Use to_tsvector to set the vector, preceded by simple to indicate that it is cut by spaces, or by english by default if not given. The setweight function is used to set the weight of the result of to_tsvector, and there are ABCD options for the weight, as described above. || is used to merge multiple subword vectors.

This mode is actually controlling the subword entirely at the application level, and most of the cases that can be searched online are based on the compiled PG plugin form. I prefer application-level subscripts, which have the following advantages.

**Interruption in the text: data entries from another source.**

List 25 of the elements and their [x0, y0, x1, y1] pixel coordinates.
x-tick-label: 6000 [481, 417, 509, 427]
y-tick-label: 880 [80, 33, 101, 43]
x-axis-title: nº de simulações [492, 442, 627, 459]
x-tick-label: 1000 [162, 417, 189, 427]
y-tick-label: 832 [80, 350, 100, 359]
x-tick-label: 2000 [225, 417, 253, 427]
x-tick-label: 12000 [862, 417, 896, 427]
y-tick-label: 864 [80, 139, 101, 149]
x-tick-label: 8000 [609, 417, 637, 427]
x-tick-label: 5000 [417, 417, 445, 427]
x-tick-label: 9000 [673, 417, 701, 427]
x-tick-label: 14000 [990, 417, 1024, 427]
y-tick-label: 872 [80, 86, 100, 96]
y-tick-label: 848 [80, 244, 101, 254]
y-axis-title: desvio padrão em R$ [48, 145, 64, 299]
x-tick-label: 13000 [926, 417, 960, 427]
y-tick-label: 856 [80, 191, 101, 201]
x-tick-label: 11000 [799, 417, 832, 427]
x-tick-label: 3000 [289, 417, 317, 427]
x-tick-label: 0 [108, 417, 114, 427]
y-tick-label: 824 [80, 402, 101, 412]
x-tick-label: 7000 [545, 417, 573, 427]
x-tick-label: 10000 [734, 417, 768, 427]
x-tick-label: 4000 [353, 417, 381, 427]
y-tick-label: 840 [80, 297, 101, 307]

  • Simple maintenance and no compilation. If it is a cloud-hosted PG, it may not be able to load self-compiled plugins
  • Easy to scale, application level scaling is much easier than database level scaling. The word splitting itself is a CPU-intensive task, so it is easy to reach the bottleneck in the database.
  • The application is fast to update, and it is very easy to update any new features and functions of the Pictionary plugin.

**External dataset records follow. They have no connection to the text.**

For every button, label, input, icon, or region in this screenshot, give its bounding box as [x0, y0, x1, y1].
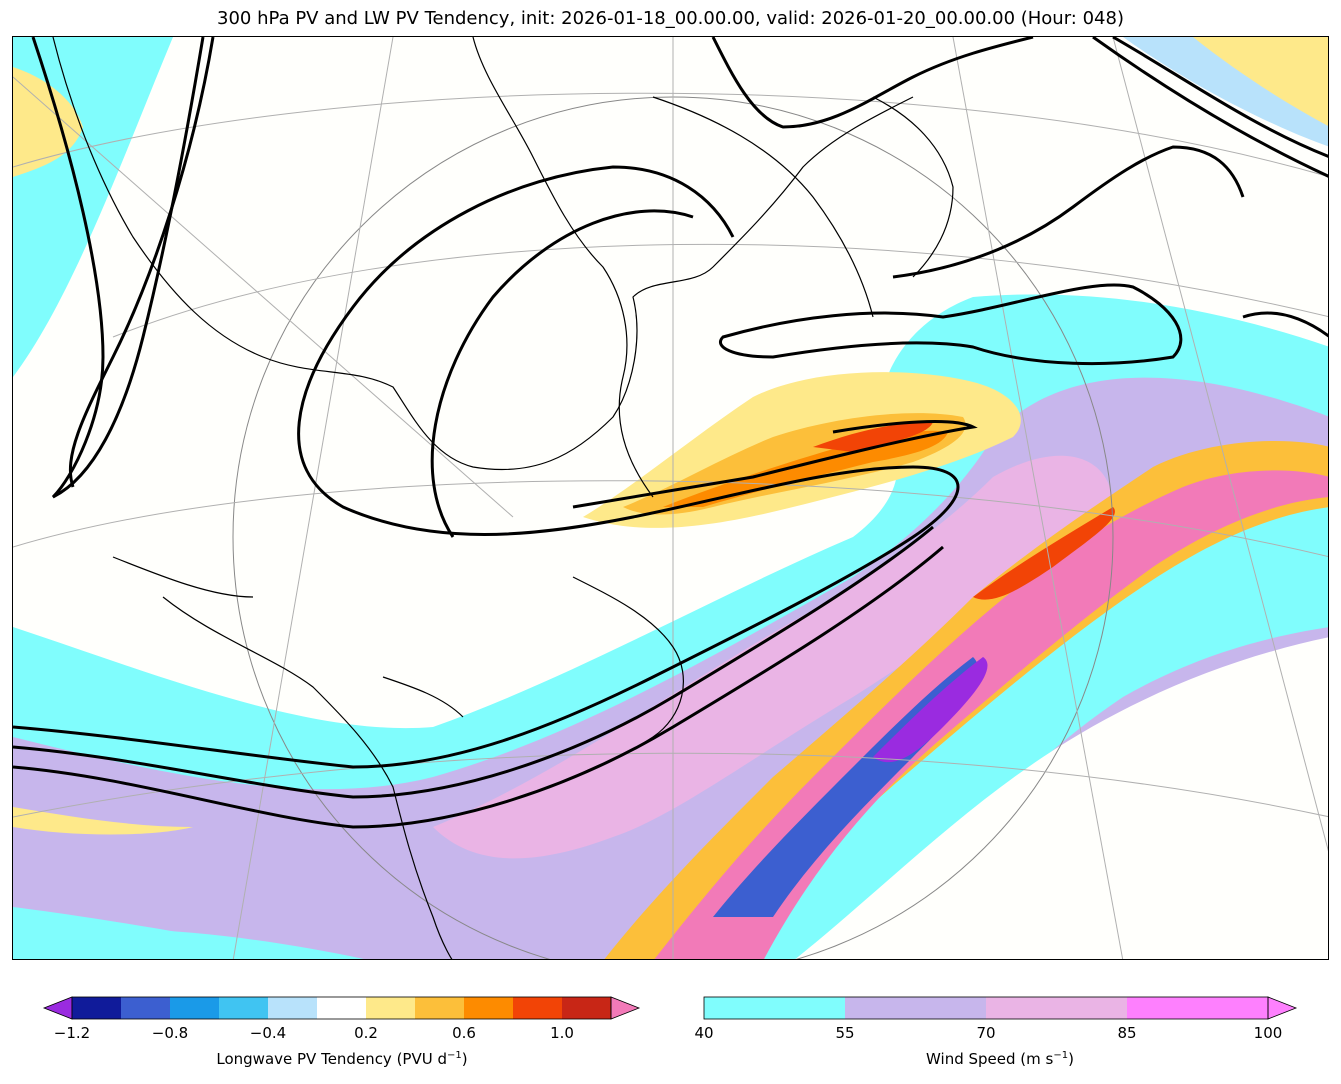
wind-swatch — [1127, 997, 1268, 1019]
pos-tend-sw — [13, 807, 193, 835]
tendency-swatch — [317, 997, 366, 1019]
wind-tick-3: 70 — [976, 1024, 996, 1042]
pv-contour-6 — [31, 37, 205, 499]
tendency-swatch — [464, 997, 513, 1019]
speckle-orange — [973, 507, 1115, 600]
tendency-tick-6: 1.0 — [550, 1024, 574, 1042]
pv-contour-7 — [68, 37, 215, 488]
tendency-swatch — [415, 997, 464, 1019]
pv-contour-10 — [1112, 37, 1328, 158]
map-canvas — [13, 37, 1328, 959]
wind-70-core — [433, 455, 1113, 859]
wind-colorbar-frame — [703, 996, 1269, 1020]
tendency-tick-2: −0.8 — [151, 1024, 189, 1042]
tendency-colorbar-frame — [71, 996, 612, 1020]
pos-tend-nw — [13, 67, 83, 177]
tendency-colorbar-label: Longwave PV Tendency (PVU d−1) — [216, 1050, 468, 1068]
tendency-swatch — [366, 997, 415, 1019]
pv-contour-9 — [719, 283, 1183, 366]
coastlines — [52, 37, 954, 959]
pv-tendency-shading — [13, 37, 1328, 959]
pv-contour-4 — [430, 209, 694, 538]
tendency-swatch — [170, 997, 219, 1019]
wind-colorbar — [703, 996, 1298, 1020]
map-panel — [12, 36, 1329, 960]
tendency-swatch — [72, 997, 121, 1019]
pv-contour-14 — [1242, 311, 1328, 338]
pv-contours — [13, 37, 1328, 829]
pv-contour-8 — [711, 37, 1034, 129]
neg-tend-ne — [1123, 37, 1328, 147]
tendency-extend-low — [42, 996, 73, 1020]
pv-contour-1 — [13, 165, 960, 769]
pv-contour-11 — [1092, 37, 1328, 178]
wind-tick-2: 55 — [835, 1024, 855, 1042]
wind-extend-high — [1267, 996, 1298, 1020]
tendency-tick-4: 0.2 — [354, 1024, 378, 1042]
pos-tend-max — [813, 422, 933, 452]
pv-contour-12 — [892, 145, 1245, 279]
wind-swatch — [845, 997, 986, 1019]
wind-colorbar-label: Wind Speed (m s−1) — [926, 1050, 1074, 1068]
tendency-tick-5: 0.6 — [452, 1024, 476, 1042]
tendency-tick-1: −1.2 — [53, 1024, 91, 1042]
tendency-tick-3: −0.4 — [249, 1024, 287, 1042]
tendency-colorbar — [42, 996, 641, 1020]
pv-contour-2 — [13, 525, 934, 799]
wind-tick-5: 100 — [1253, 1024, 1283, 1042]
tendency-swatch — [562, 997, 611, 1019]
pv-contour-3 — [13, 545, 944, 829]
tendency-swatch — [268, 997, 317, 1019]
tendency-swatch — [513, 997, 562, 1019]
wind-40-south — [13, 928, 364, 959]
tendency-extend-high — [610, 996, 641, 1020]
pv-contour-5 — [572, 420, 978, 509]
wind-tick-1: 40 — [694, 1024, 714, 1042]
pos-tend-high — [663, 430, 948, 507]
white-se — [795, 637, 1328, 959]
wind-tick-4: 85 — [1117, 1024, 1137, 1042]
map-title: 300 hPa PV and LW PV Tendency, init: 202… — [217, 8, 1124, 29]
graticule — [13, 37, 1328, 959]
wind-swatch — [704, 997, 845, 1019]
tendency-swatch — [121, 997, 170, 1019]
wind-swatch — [986, 997, 1127, 1019]
speckle-purple — [873, 657, 988, 763]
tendency-swatch — [219, 997, 268, 1019]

At this point, we’ve updated the subword vector in. Next we still need to create the index.

1
2
3
create extension pg_trgm;

CREATE INDEX IF NOT EXISTS cargos_token_idx ON cargos USING GIN(tokens);

I use the GIN index, in addition to the GiST option, see the difference at: https://www.postgresql.org/docs/current/textsearch-indexes.html.

Searching

After saving the data, the next thing we have to do is to search.

 1
 2
 3
 4
 5
 6
 7
 8
 9
10
11
12
13
var queryWords []string
for _, i := range sego.SegmentsToSlice(segmenter.Segment([]byte(query)), true) {
    if len(i) <= 1 {
        continue
    }

    queryWords = append(queryWords, i)
}

sql := `SELECT id, created_at, updated_at, title, ts_rank(tokens, query) AS score FROM cargos, to_tsquery('simple', $1) query WHERE tokens @@ query ORDER BY score DESC`

rows, err := tx.Query(ctx, sql, strings.Join(queryWords, " | "))
// ...

to_tsquery is a parsing query statement with the following syntax (refer to documentation).

  • & means both conditions must be satisfied
  • | means one of them is satisfied
  • ! NOT operation means no match
  • <-> means that the A word follows the B word, almost like A.... B structure
  • blabla* means it matches the prefix

ts_rank is calculated based on the weight, which is convenient for the subsequent ORDER BY ranking.

Performance testing

I have repeatedly imported all the articles of the blog many times to get together 100 million subwords, here is the actual test data.

 1
 2
 3
 4
 5
 6
 7
 8
 9
10
11
12
13
14
15
16
17
18
19
20
21
22
23
24
25
# \timing on
Timing is on.
# SELECT id, ts_rank(tokens, query) AS score FROM cargos, to_tsquery('simple', '共同 & 富裕') query WHERE tokens @@ query ORDER BY score DESC;
Time: 1.775 ms  ; 1 行结果
# SELECT id, ts_rank(tokens, query) AS score FROM cargos, to_tsquery('simple', 'Linux') query WHERE tokens @@ query ORDER BY score DESC;
Time: 317.306 ms  ; 47775 行结果
# SELECT id, ts_rank(tokens, query) AS score FROM cargos, to_tsquery('simple', 'Go & 并发') query WHERE tokens @@ query ORDER BY score DESC;
Time: 111.316 ms  ; 16170 行结果
# SELECT id, ts_rank(tokens, query) AS score FROM cargos, to_tsquery('simple', 'Windows & 虚拟机') query WHERE tokens @@ query ORDER BY score DESC;
Time: 57.231 ms  ; 8085 行结果

# SELECT COUNT(*) FROM cargos;
 count  
--------
 360152
(1 row)

Time: 48.547 ms
# SELECT SUM(LENGTH(tokens)) FROM cargos;
    sum    
-----------
 101115491
(1 row)

Time: 477.441 ms

As you can see, the total number of articles is 360,000, and the total number of words is about 100 million after the word separation. When searching, the response time is basically proportional to the number of results returned, and the response is very fast if there are few search results. I think the common scenario PG is completely enough to cover. There are still many places to optimize, for example, removing common tone words, removing punctuation, special characters, removing most useless words, using TF-IDF to extract keywords to give higher weight, and reducing the weight of the rest of the words, after these optimizations, the overall performance should be much better.

Summary

This article summarizes my experience of tossing PG as a search engine, after verification, PG is fully capable of common scenarios, in the future I do some of my own what need to search capabilities, I believe this solution can make the overall simpler.